Line 2 $thisUser[$user->uid] is what made it work for me.

The rest of the code had been the exact same, but adding line 2 is what did it for me!!!

Wednesday, February 17, 2016

IP Range for where you are.


Synopsis....

I needed to enable a range of IP's for use in an AWS Security Group so that other developers could access a test website I was working on. Here's how I found the smallest range, rather than opening it the whole world. NOTE: There is a small security issue with this method, it is described below.

All IP's pointing to me have been obfuscated...your eyes aren't going bad. :)

Step 1 - Find your IP

There's lots of ways to do this, but the quick simple way I use is simply going to

https://myip.ms/

And there's your IP!



Step 2 - Find Your IP Range

Now you know your IP. Now click on the WHOIS? icon and it takes you to the next page which shows you everything known about that IP. Who owns it, the IP range that is owned by them, etc.

Here's my general IP range:
X.X.128.0 - X.X.255.255    (32,768 ip)

So I want to figure out the short form of that IP Range.

Scroll down (or search) for CIDR. This is the value you want to use.

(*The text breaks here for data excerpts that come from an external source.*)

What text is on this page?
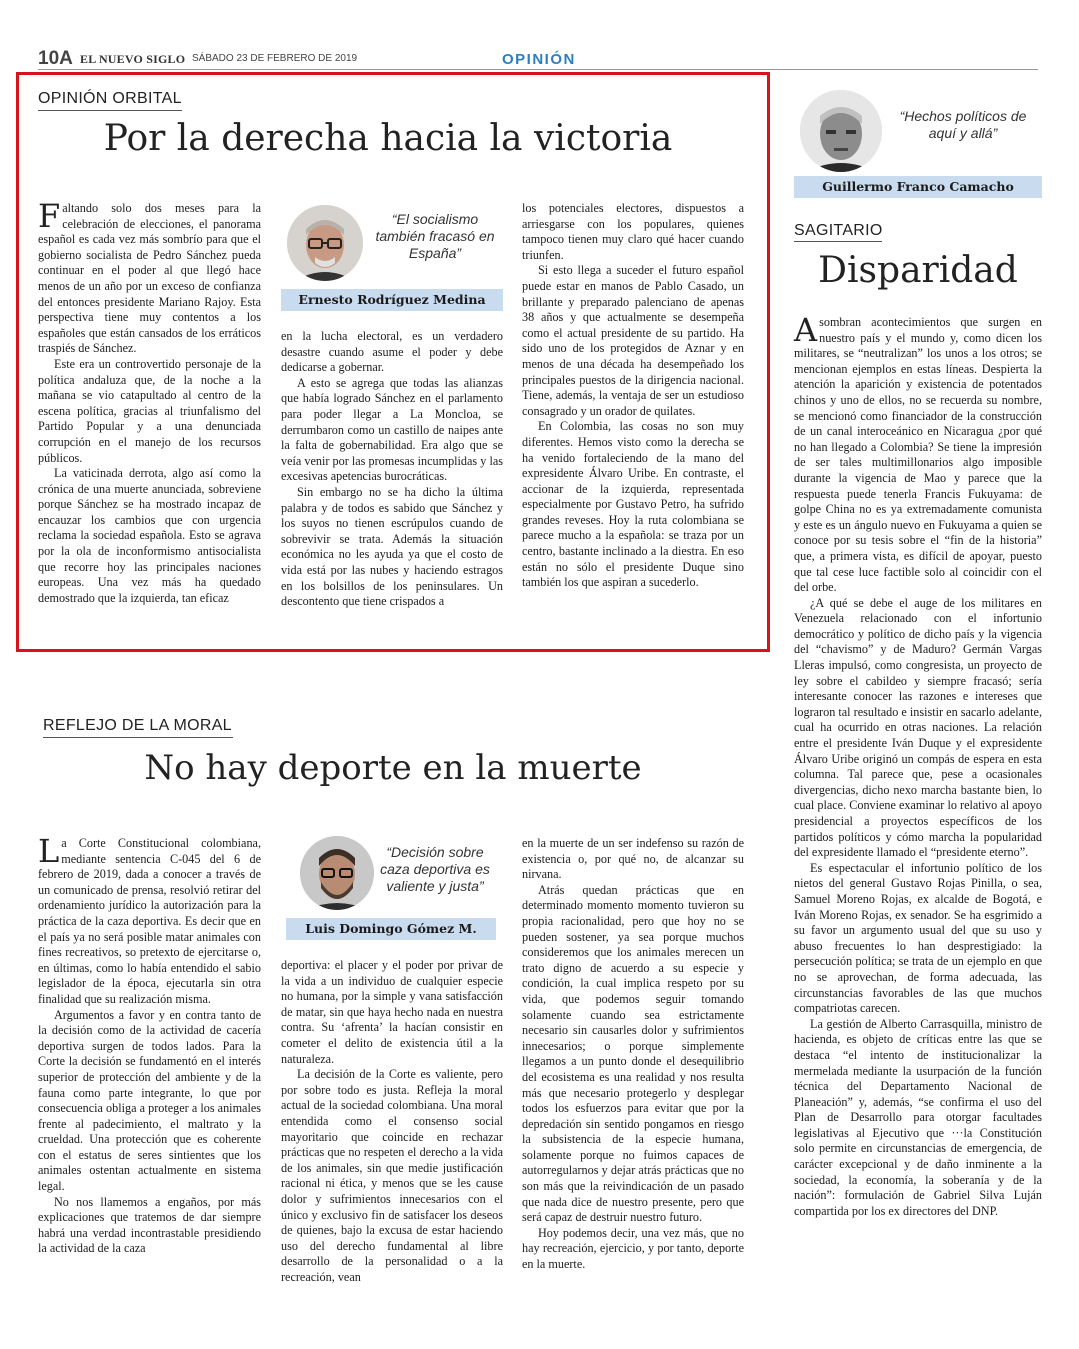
10A EL NUEVO SIGLO SÁBADO 23 DE FEBRERO DE 2019	OPINIÓN
OPINIÓN ORBITAL
Por la derecha hacia la victoria

Faltando solo dos meses para la celebración de elecciones, el panorama español es cada vez más sombrío para que el gobierno socialista de Pedro Sánchez pueda continuar en el poder al que llegó hace menos de un año por un exceso de confianza del entonces presidente Mariano Rajoy. Esta perspectiva tiene muy contentos a los españoles que están cansados de los erráticos traspiés de Sánchez.

Este era un controvertido personaje de la política andaluza que, de la noche a la mañana se vio catapultado al centro de la escena política, gracias al triunfalismo del Partido Popular y a una denunciada corrupción en el manejo de los recursos públicos.

La vaticinada derrota, algo así como la crónica de una muerte anunciada, sobreviene porque Sánchez se ha mostrado incapaz de encauzar los cambios que con urgencia reclama la sociedad española. Esto se agrava por la ola de inconformismo antisocialista que recorre hoy las principales naciones europeas. Una vez más ha quedado demostrado que la izquierda, tan eficaz

“El socialismo también fracasó en España”
Ernesto Rodríguez Medina

en la lucha electoral, es un verdadero desastre cuando asume el poder y debe dedicarse a gobernar.

A esto se agrega que todas las alianzas que había logrado Sánchez en el parlamento para poder llegar a La Moncloa, se derrumbaron como un castillo de naipes ante la falta de gobernabilidad. Era algo que se veía venir por las promesas incumplidas y las excesivas apetencias burocráticas.

Sin embargo no se ha dicho la última palabra y de todos es sabido que Sánchez y los suyos no tienen escrúpulos cuando de sobrevivir se trata. Además la situación económica no les ayuda ya que el costo de vida está por las nubes y haciendo estragos en los bolsillos de los peninsulares. Un descontento que tiene crispados a

los potenciales electores, dispuestos a arriesgarse con los populares, quienes tampoco tienen muy claro qué hacer cuando triunfen.

Si esto llega a suceder el futuro español puede estar en manos de Pablo Casado, un brillante y preparado palenciano de apenas 38 años y que actualmente se desempeña como el actual presidente de su partido. Ha sido uno de los protegidos de Aznar y en menos de una década ha desempeñado los principales puestos de la dirigencia nacional. Tiene, además, la ventaja de ser un estudioso consagrado y un orador de quilates.

En Colombia, las cosas no son muy diferentes. Hemos visto como la derecha se ha venido fortaleciendo de la mano del expresidente Álvaro Uribe. En contraste, el accionar de la izquierda, representada especialmente por Gustavo Petro, ha sufrido grandes reveses. Hoy la ruta colombiana se parece mucho a la española: se traza por un centro, bastante inclinado a la diestra. En eso están no sólo el presidente Duque sino también los que aspiran a sucederlo.

REFLEJO DE LA MORAL
No hay deporte en la muerte

La Corte Constitucional colombiana, mediante sentencia C-045 del 6 de febrero de 2019, dada a conocer a través de un comunicado de prensa, resolvió retirar del ordenamiento jurídico la autorización para la práctica de la caza deportiva. Es decir que en el país ya no será posible matar animales con fines recreativos, so pretexto de ejercitarse o, en últimas, como lo había entendido el sabio legislador de la época, ejecutarla sin otra finalidad que su realización misma.

Argumentos a favor y en contra tanto de la decisión como de la actividad de cacería deportiva surgen de todos lados. Para la Corte la decisión se fundamentó en el interés superior de protección del ambiente y de la fauna como parte integrante, lo que por consecuencia obliga a proteger a los animales frente al padecimiento, el maltrato y la crueldad. Una protección que es coherente con el estatus de seres sintientes que los animales ostentan actualmente en sistema legal.

No nos llamemos a engaños, por más explicaciones que tratemos de dar siempre habrá una verdad incontrastable presidiendo la actividad de la caza

“Decisión sobre caza deportiva es valiente y justa”
Luis Domingo Gómez M.

deportiva: el placer y el poder por privar de la vida a un individuo de cualquier especie no humana, por la simple y vana satisfacción de matar, sin que haya hecho nada en nuestra contra. Su ‘afrenta’ la hacían consistir en cometer el delito de existencia útil a la naturaleza.

La decisión de la Corte es valiente, pero por sobre todo es justa. Refleja la moral actual de la sociedad colombiana. Una moral entendida como el consenso social mayoritario que coincide en rechazar prácticas que no respeten el derecho a la vida de los animales, sin que medie justificación racional ni ética, y menos que se les cause dolor y sufrimientos innecesarios con el único y exclusivo fin de satisfacer los deseos de quienes, bajo la excusa de estar haciendo uso del derecho fundamental al libre desarrollo de la personalidad o a la recreación, vean

en la muerte de un ser indefenso su razón de existencia o, por qué no, de alcanzar su nirvana.

Atrás quedan prácticas que en determinado momento momento tuvieron su propia racionalidad, pero que hoy no se pueden sostener, ya sea porque muchos consideremos que los animales merecen un trato digno de acuerdo a su especie y condición, la cual implica respeto por su vida, que podemos seguir tomando solamente cuando sea estrictamente necesario sin causarles dolor y sufrimientos innecesarios; o porque simplemente llegamos a un punto donde el desequilibrio del ecosistema es una realidad y nos resulta más que necesario protegerlo y desplegar todos los esfuerzos para evitar que por la depredación sin sentido pongamos en riesgo la subsistencia de la especie humana, solamente porque no fuimos capaces de autorregularnos y dejar atrás prácticas que no son más que la reivindicación de un pasado que nada dice de nuestro presente, pero que será capaz de destruir nuestro futuro.

Hoy podemos decir, una vez más, que no hay recreación, ejercicio, y por tanto, deporte en la muerte.

“Hechos políticos de aquí y allá”
Guillermo Franco Camacho
SAGITARIO
Disparidad

Asombran acontecimientos que surgen en nuestro país y el mundo y, como dicen los militares, se “neutralizan” los unos a los otros; se mencionan ejemplos en estas líneas. Despierta la atención la aparición y existencia de potentados chinos y uno de ellos, no se recuerda su nombre, se mencionó como financiador de la construcción de un canal interoceánico en Nicaragua ¿por qué no han llegado a Colombia? Se tiene la impresión de ser tales multimillonarios algo imposible durante la vigencia de Mao y parece que la respuesta puede tenerla Francis Fukuyama: de golpe China no es ya extremadamente comunista y este es un ángulo nuevo en Fukuyama a quien se conoce por su tesis sobre el “fin de la historia” que, a primera vista, es difícil de apoyar, puesto que tal cese luce factible solo al coincidir con el del orbe.

¿A qué se debe el auge de los militares en Venezuela relacionado con el infortunio democrático y político de dicho país y la vigencia del “chavismo” y de Maduro? Germán Vargas Lleras impulsó, como congresista, un proyecto de ley sobre el cabildeo y siempre fracasó; sería interesante conocer las razones e intereses que lograron tal resultado e insistir en sacarlo adelante, cual ha ocurrido en otras naciones. La relación entre el presidente Iván Duque y el expresidente Álvaro Uribe originó un compás de espera en esta columna. Tal parece que, pese a ocasionales divergencias, dicho nexo marcha bastante bien, lo cual place. Conviene examinar lo relativo al apoyo presidencial a proyectos específicos de los partidos políticos y cómo marcha la popularidad del expresidente llamado el “presidente eterno”.

Es espectacular el infortunio político de los nietos del general Gustavo Rojas Pinilla, o sea, Samuel Moreno Rojas, ex alcalde de Bogotá, e Iván Moreno Rojas, ex senador. Se ha esgrimido a su favor un argumento usual del que su uso y abuso frecuentes lo han desprestigiado: la persecución política; se trata de un ejemplo en que no se aprovechan, de forma adecuada, las circunstancias favorables de las que muchos compatriotas carecen.

La gestión de Alberto Carrasquilla, ministro de hacienda, es objeto de críticas entre las que se destaca “el intento de institucionalizar la mermelada mediante la usurpación de la función técnica del Departamento Nacional de Planeación” y, además, “se confirma el uso del Plan de Desarrollo para otorgar facultades legislativas al Ejecutivo que ···la Constitución solo permite en circunstancias de emergencia, de carácter excepcional y de daño inminente a la sociedad, la economía, la soberanía y de la nación”: formulación de Gabriel Silva Luján compartida por los ex directores del DNP.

The whole thing. For example, X.X.128.0/17 (it may be different based on the IP Range from above).



This CIDR is the value I used in the AWS console to denote my range of IP's.

Now the security hole here is that anyone in this set of 32,768 IP's can access my special website (on a specific port) that I setup with this particular rule. I'm ok with this small, if not virtually non-existent hole for my TEST website. Risk vs. Reward. I'll be sure to lock down the production site though.